PD and dementia are becoming increasingly prevalent and have significant impact on morbidity and mortality. Challenges include medication management, limited clinical resources, and therapy access disparities, particularly in rural, minority, and low-income communities. Innovative solutions to objectively measure disease progression, assess patient risk, and optimize medication management are needed.

Design/Methods:
A software-based platform was developed that utilizes smartphone sensors to quantify signs and symptoms remotely. Digital assessments included voice, balance, gait, finger tapping dexterity, reaction time, rest and postural tremor, and behavioural cognitive tests. 689 healthy controls and over 600 patients with either idiopathic PD or Alzheimer’s disease completed the assessments. Unified Parkinson’s Disease Rating Scale (MDS-UPDRS) and Addenbrookes Cognitive Examination (ACE-III) were also performed. Clinical scores and risk of future disease outcomes were estimated using smartphone features, heuristic analysis, and machine learning models. Key metrics were displayed on a clinician dashboard.
Results:
Digital motor features captured from the smartphone assessments showed significant correlations with corresponding clinical questions from the MDS-UPDRS (r 0.11 to 0.51, p<0.05). The tests were sensitive to daily fluctuations in PD symptoms and the dashboard could be used to view clinical characteristics and monitor response to medication. Cognitive tests also significantly correlated with ACE-III (r>0.52, p<0.05).

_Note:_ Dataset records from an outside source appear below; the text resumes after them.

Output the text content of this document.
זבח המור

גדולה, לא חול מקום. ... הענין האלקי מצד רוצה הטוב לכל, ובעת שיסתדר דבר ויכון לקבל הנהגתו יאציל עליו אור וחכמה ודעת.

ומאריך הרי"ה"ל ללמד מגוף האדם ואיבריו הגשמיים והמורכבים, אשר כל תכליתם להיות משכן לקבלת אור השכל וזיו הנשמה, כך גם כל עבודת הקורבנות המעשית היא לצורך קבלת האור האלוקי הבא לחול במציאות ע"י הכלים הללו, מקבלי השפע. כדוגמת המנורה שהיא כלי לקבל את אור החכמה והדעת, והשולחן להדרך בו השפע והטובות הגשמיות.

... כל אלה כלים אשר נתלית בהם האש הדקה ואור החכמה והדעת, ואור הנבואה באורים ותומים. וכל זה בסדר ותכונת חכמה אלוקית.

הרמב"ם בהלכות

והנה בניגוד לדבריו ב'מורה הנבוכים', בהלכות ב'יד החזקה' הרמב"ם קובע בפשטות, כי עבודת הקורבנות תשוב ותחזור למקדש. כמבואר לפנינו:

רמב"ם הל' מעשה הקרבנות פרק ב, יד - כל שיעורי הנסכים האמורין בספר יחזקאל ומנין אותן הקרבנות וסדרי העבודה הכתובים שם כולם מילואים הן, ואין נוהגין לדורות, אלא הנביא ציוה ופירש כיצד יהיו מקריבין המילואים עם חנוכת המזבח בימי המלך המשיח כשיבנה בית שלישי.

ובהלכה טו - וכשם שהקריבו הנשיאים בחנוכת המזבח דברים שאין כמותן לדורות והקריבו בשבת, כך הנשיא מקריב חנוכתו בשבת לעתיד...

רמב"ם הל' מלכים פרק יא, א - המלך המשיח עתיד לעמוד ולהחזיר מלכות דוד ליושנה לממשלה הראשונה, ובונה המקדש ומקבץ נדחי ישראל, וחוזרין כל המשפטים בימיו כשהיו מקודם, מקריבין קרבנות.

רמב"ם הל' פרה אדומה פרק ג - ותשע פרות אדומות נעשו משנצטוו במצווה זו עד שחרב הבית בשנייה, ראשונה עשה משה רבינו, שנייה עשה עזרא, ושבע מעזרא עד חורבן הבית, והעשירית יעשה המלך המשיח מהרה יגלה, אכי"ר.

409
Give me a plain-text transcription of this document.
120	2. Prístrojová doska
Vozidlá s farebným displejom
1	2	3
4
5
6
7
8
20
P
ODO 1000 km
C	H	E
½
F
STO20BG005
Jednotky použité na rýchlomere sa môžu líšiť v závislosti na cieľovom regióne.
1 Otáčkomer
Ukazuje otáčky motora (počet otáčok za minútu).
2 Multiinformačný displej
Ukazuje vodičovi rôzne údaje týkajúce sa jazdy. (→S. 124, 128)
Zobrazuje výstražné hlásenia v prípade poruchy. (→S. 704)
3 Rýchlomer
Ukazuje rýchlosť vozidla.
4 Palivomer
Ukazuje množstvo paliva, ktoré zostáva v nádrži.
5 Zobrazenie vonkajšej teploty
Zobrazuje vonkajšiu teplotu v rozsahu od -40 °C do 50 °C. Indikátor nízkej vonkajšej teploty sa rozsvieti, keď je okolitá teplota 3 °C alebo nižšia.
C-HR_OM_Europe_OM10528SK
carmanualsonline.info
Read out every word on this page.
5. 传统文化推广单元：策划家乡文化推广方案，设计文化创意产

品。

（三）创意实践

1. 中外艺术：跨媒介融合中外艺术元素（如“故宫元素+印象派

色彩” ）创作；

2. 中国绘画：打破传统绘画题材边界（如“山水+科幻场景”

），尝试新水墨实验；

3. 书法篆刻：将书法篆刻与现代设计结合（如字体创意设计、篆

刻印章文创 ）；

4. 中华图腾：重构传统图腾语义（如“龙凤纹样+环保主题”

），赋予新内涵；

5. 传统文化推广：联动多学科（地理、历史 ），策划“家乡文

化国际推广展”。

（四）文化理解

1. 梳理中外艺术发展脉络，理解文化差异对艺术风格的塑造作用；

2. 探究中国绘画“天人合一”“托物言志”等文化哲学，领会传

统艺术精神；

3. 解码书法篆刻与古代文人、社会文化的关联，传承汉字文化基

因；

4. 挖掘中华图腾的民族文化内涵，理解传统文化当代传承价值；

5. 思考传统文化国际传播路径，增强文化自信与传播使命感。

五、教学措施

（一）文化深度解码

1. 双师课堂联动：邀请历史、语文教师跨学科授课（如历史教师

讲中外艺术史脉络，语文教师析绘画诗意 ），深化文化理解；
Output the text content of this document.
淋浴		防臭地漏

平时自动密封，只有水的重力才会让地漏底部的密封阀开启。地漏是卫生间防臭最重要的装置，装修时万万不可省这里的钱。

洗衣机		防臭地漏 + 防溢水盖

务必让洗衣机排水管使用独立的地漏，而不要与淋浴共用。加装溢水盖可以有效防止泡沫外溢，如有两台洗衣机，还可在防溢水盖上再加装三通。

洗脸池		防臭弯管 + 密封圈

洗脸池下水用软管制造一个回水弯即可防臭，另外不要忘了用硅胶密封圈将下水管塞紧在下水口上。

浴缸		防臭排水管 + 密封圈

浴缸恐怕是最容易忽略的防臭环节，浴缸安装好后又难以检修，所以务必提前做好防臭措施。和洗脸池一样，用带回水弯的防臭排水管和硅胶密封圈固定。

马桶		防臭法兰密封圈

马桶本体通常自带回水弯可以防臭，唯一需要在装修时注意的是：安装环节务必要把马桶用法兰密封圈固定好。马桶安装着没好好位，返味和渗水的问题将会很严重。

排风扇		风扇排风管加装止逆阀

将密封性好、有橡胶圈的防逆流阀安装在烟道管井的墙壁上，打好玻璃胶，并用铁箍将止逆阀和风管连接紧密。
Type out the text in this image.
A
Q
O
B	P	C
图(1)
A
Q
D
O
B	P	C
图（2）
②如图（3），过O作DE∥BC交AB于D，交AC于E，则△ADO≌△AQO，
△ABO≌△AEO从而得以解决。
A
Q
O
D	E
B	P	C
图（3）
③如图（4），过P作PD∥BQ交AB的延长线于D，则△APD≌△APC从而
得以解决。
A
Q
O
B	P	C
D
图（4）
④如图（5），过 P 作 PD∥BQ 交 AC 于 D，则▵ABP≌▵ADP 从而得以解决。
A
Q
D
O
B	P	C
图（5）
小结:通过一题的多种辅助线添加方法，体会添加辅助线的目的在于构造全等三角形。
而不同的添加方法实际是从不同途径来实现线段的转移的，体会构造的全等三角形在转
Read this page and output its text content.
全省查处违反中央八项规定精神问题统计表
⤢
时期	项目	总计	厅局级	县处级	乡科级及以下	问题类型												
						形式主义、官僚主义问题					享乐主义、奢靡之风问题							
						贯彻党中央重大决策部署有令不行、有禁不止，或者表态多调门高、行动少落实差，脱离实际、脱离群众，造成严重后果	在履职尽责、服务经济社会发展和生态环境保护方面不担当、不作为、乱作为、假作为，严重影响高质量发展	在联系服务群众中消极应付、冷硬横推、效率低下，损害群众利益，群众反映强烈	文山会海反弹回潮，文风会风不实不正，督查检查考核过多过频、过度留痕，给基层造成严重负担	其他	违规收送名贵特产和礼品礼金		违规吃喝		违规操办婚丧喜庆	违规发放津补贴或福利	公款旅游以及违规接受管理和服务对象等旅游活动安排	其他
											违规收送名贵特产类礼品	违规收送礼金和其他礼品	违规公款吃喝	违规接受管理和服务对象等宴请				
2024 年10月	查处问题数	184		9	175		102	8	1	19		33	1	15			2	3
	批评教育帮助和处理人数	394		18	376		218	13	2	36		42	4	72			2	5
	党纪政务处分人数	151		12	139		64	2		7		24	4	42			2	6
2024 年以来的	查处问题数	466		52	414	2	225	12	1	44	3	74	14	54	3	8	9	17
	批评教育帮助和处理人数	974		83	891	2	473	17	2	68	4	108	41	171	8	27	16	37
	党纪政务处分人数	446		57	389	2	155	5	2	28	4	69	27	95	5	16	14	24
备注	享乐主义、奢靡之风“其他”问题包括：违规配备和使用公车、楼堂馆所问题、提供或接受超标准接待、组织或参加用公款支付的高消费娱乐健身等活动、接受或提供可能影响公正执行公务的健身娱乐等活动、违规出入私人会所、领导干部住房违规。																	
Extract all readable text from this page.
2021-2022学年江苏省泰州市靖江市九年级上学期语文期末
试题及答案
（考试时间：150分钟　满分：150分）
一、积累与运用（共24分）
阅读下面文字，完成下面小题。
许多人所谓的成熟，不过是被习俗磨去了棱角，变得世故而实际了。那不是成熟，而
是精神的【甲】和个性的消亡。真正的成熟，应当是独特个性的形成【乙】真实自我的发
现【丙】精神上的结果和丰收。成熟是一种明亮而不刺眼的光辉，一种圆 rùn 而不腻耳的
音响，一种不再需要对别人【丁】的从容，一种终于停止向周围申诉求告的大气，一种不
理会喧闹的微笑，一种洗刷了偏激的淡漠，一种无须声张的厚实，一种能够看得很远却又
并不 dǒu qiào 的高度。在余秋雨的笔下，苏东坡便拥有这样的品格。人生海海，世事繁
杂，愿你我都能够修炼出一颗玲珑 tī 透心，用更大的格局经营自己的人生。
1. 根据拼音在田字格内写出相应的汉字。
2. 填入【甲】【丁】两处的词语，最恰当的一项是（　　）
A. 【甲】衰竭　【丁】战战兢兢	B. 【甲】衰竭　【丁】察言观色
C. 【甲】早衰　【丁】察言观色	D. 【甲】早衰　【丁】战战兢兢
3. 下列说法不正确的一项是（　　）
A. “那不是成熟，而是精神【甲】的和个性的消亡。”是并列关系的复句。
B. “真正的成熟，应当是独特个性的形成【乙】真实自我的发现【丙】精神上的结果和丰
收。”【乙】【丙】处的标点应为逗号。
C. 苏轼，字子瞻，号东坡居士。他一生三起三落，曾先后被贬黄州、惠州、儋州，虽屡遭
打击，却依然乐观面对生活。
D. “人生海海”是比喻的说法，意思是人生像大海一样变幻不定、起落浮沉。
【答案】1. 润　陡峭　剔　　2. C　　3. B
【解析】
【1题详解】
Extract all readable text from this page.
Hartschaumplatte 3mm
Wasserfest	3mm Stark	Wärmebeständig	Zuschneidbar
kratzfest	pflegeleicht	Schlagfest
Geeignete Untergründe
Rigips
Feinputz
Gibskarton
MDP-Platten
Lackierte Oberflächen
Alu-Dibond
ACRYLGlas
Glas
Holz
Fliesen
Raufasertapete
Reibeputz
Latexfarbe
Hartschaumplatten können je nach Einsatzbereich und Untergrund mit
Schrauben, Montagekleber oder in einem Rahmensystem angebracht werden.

Smartphone features could be used to estimate clinical scores and predict future outcomes, including risk of falls, disease progression and cognitive decline, up to 18 months in advance (AUC > 0.7).

 

Conclusions:

Remote smartphone assessments can estimate clinical scores and risk outcomes that are clinically interpretable. A reliable digital platform integrating assessment and predictive capabilities could improve neurodegenerative condition management. Further research should be performed to assess impact on clinical care.